Best first-time family trip
Planning a trip with the kiddos in tow can be daunting. You’re putting some effort into this, so make it a destination that really delivers. Tombaugh of Tauck recommends visiting a US national park for an awe-inspiring family vacation. “Every kid in America should have a chance to see our national parks,” she says. Among the company’s most popular family trips is the “Red Rocks & Painted Canyons” tour featuring the Grand Canyon, Bryce Canyon, and Zion National Park, in partnership with filmmaker Ken Burns. In our own backyard, there’s Acadia National Park (www.nps.gov) — one of the most gorgeous of them all and quite doable as a DIY vacation.

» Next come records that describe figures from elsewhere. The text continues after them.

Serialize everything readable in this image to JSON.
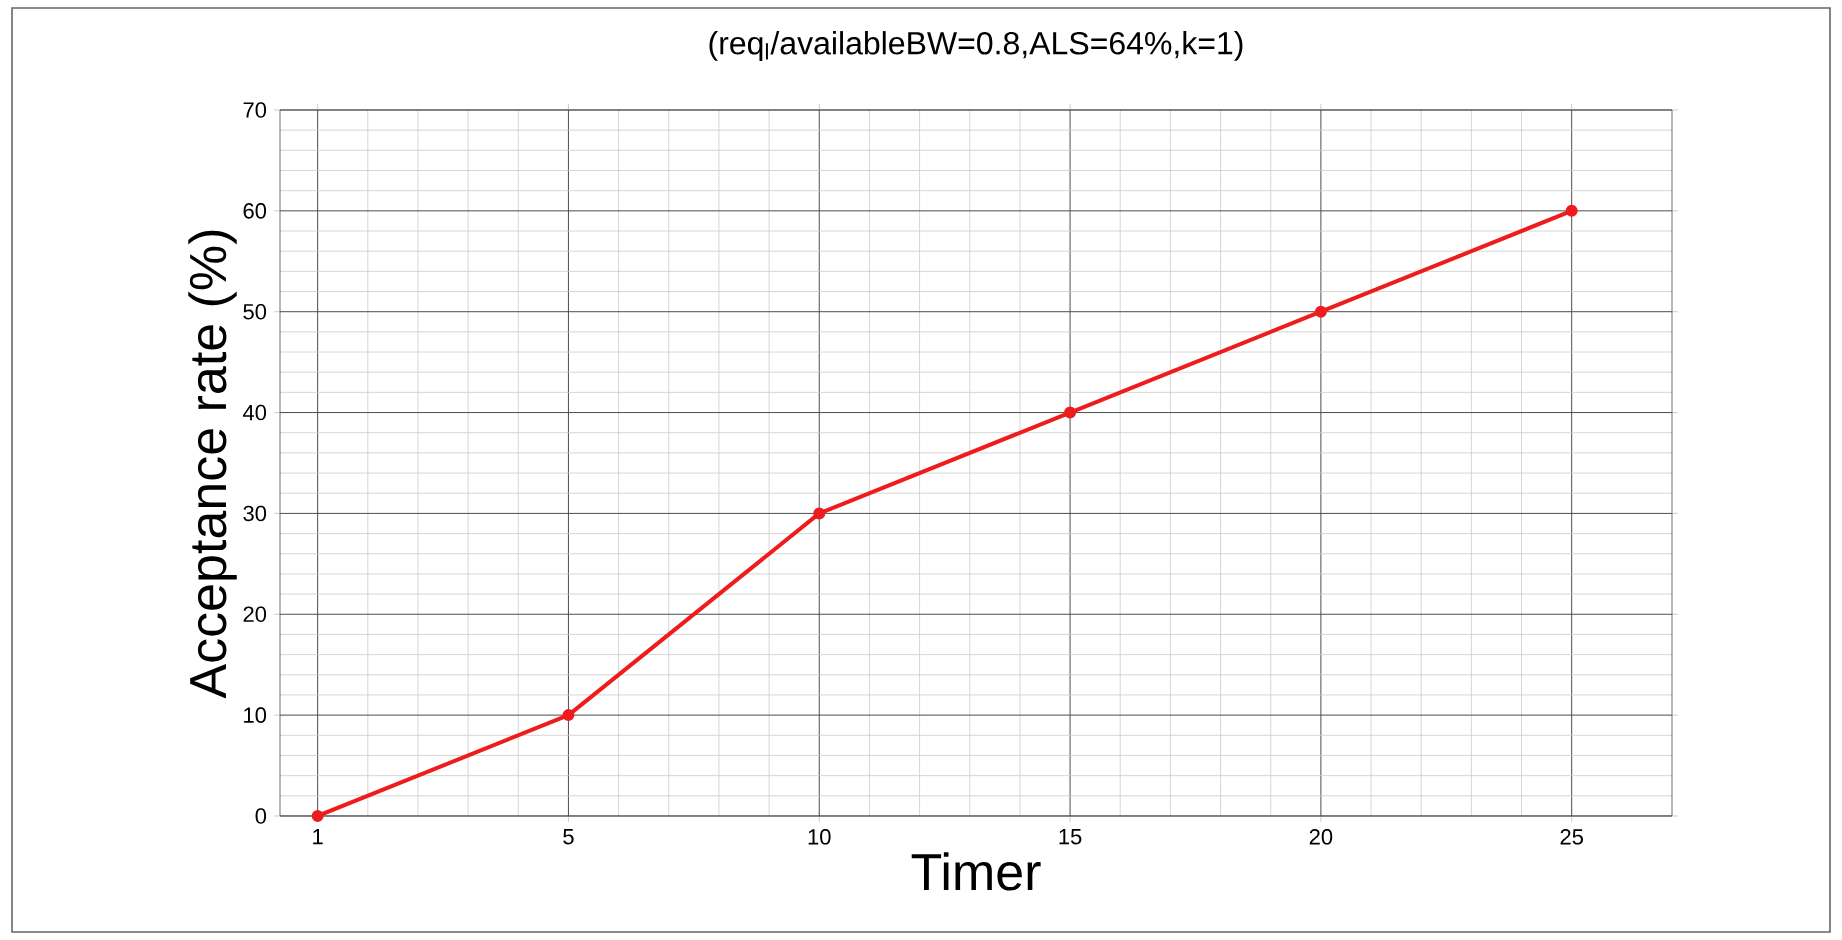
{
  "chart_data": {
    "type": "line",
    "title": "(req$_{l}$/availableBW=0.8,ALS=64%,k=1)",
    "xlabel": "Timer",
    "ylabel": "Acceptance rate (%)",
    "categories": [
      "1",
      "5",
      "10",
      "15",
      "20",
      "25"
    ],
    "series": [
      {
        "color": "#ee1c1c",
        "values": [
          0,
          10,
          30,
          40,
          50,
          60
        ]
      }
    ],
    "ylim": [
      0,
      70
    ],
    "yticks": [
      0,
      10,
      20,
      30,
      40,
      50,
      60,
      70
    ],
    "grid": true,
    "marker": "circle",
    "line_style": "solid"
  }
}
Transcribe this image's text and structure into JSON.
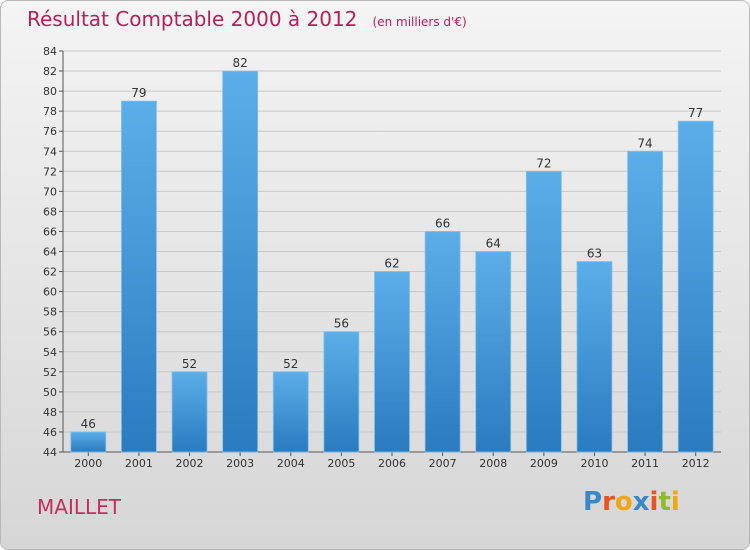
{
  "title": "Résultat Comptable 2000 à 2012",
  "unit": "(en milliers d'€)",
  "commune": "MAILLET",
  "logo": {
    "text": "Proxiti",
    "letters": [
      {
        "char": "P",
        "color": "#3a87c9"
      },
      {
        "char": "r",
        "color": "#e8531f"
      },
      {
        "char": "o",
        "color": "#f2a516"
      },
      {
        "char": "x",
        "color": "#3a87c9"
      },
      {
        "char": "i",
        "color": "#e8531f"
      },
      {
        "char": "t",
        "color": "#8dbb2a"
      },
      {
        "char": "i",
        "color": "#f2a516"
      }
    ]
  },
  "colors": {
    "bar_top": "#5caee9",
    "bar_bottom": "#2a7bbf",
    "title": "#b3205a",
    "grid": "#c8c8c8"
  },
  "chart_data": {
    "type": "bar",
    "title": "Résultat Comptable 2000 à 2012",
    "xlabel": "",
    "ylabel": "",
    "categories": [
      "2000",
      "2001",
      "2002",
      "2003",
      "2004",
      "2005",
      "2006",
      "2007",
      "2008",
      "2009",
      "2010",
      "2011",
      "2012"
    ],
    "values": [
      46,
      79,
      52,
      82,
      52,
      56,
      62,
      66,
      64,
      72,
      63,
      74,
      77
    ],
    "ylim": [
      44,
      84
    ],
    "yticks": [
      44,
      46,
      48,
      50,
      52,
      54,
      56,
      58,
      60,
      62,
      64,
      66,
      68,
      70,
      72,
      74,
      76,
      78,
      80,
      82,
      84
    ],
    "grid": true,
    "legend": "none"
  }
}
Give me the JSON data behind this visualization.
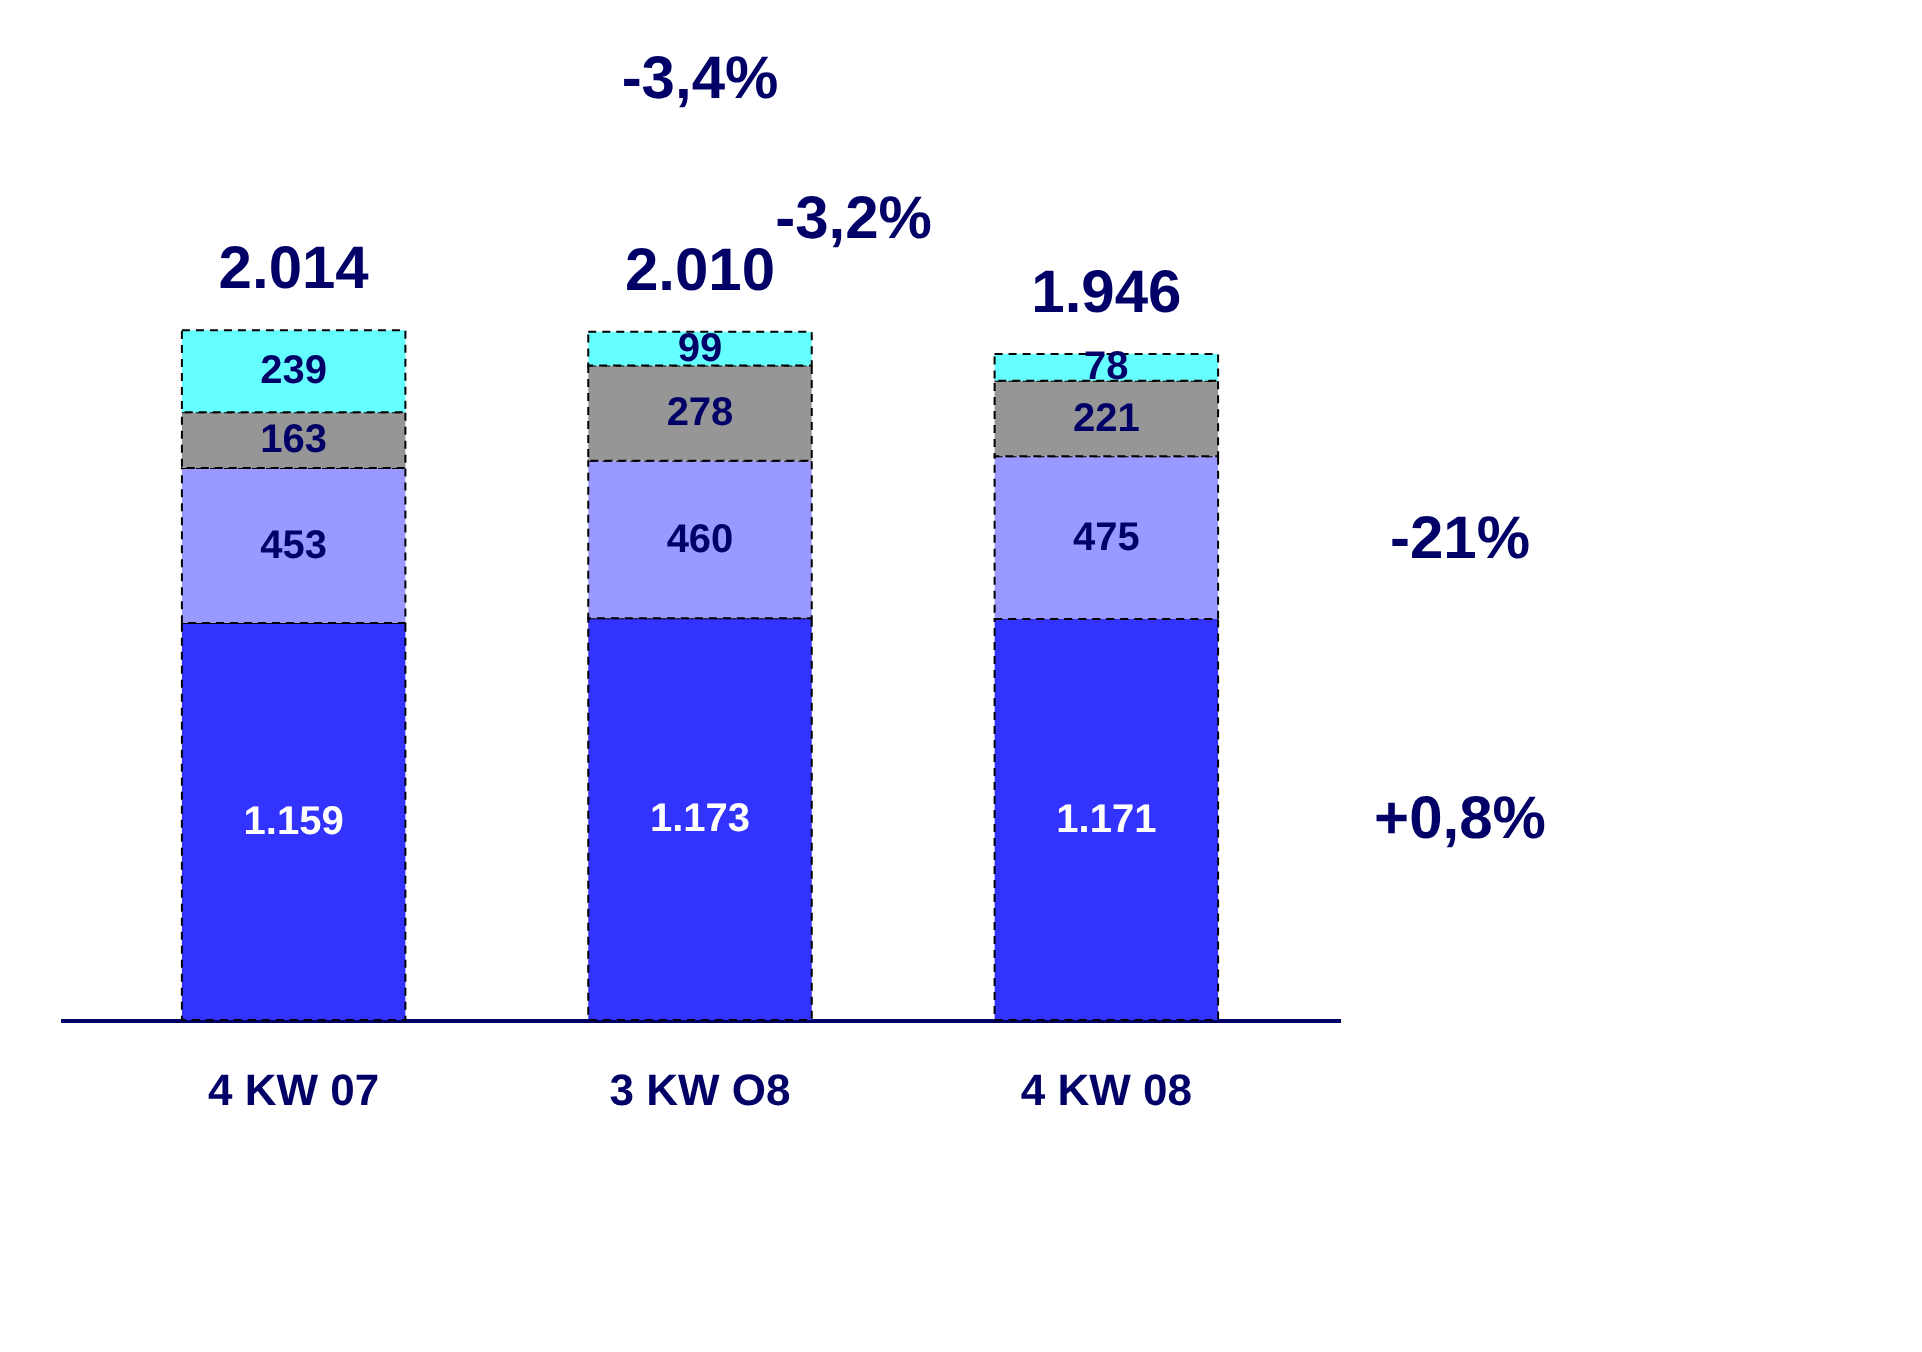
{
  "chart_data": {
    "type": "bar",
    "stacked": true,
    "categories": [
      "4 KW 07",
      "3 KW O8",
      "4 KW 08"
    ],
    "series": [
      {
        "color": "#3333ff",
        "values": [
          1159,
          1173,
          1171
        ],
        "value_labels": [
          "1.159",
          "1.173",
          "1.171"
        ]
      },
      {
        "color": "#9999ff",
        "values": [
          453,
          460,
          475
        ],
        "value_labels": [
          "453",
          "460",
          "475"
        ]
      },
      {
        "color": "#969696",
        "values": [
          163,
          278,
          221
        ],
        "value_labels": [
          "163",
          "278",
          "221"
        ]
      },
      {
        "color": "#66ffff",
        "values": [
          239,
          99,
          78
        ],
        "value_labels": [
          "239",
          "99",
          "78"
        ]
      }
    ],
    "totals": [
      "2.014",
      "2.010",
      "1.946"
    ],
    "annotations": [
      "-3,4%",
      "-3,2%",
      "-21%",
      "+0,8%"
    ]
  }
}
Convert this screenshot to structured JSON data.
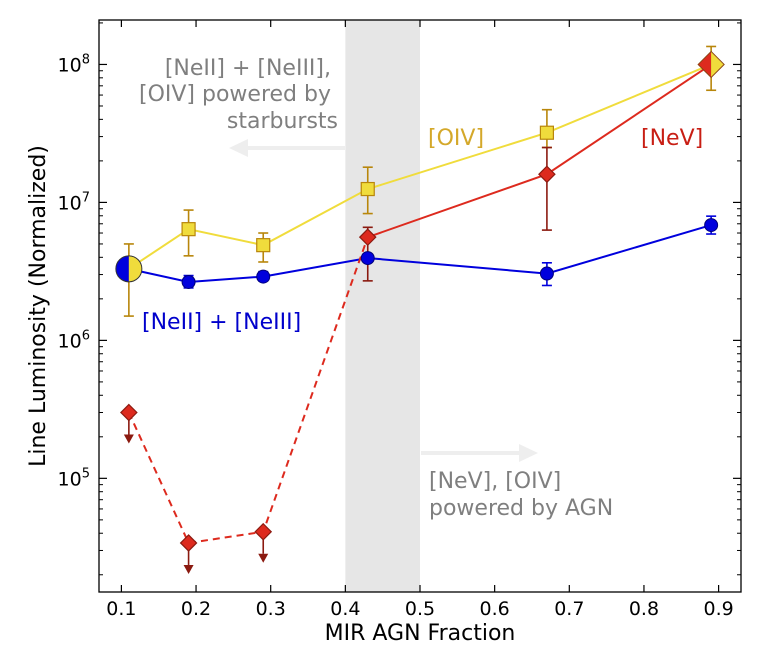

Carol Dimopoulos, president of Perillo’s Learning Journeys (www.perillotours.com) is passionate about Costa Rica as a first-time family destination. “Costa Rica is a veritable playground for families,” she says. In addition to offering an endless array of outdoor adventures, it’s an ideal destination for learning about nature and conservation. “Families can learn about crops during visits to vanilla and coffee farms, view the Arenal volcano from a zip line, learn wildlife photography, and see native bird species and multihued butterflies in private nature reserves,” Dimopoulos notes. Travel experiences like this “provide a platform for families to learn something new, which lasts far beyond the physical experience of the journey."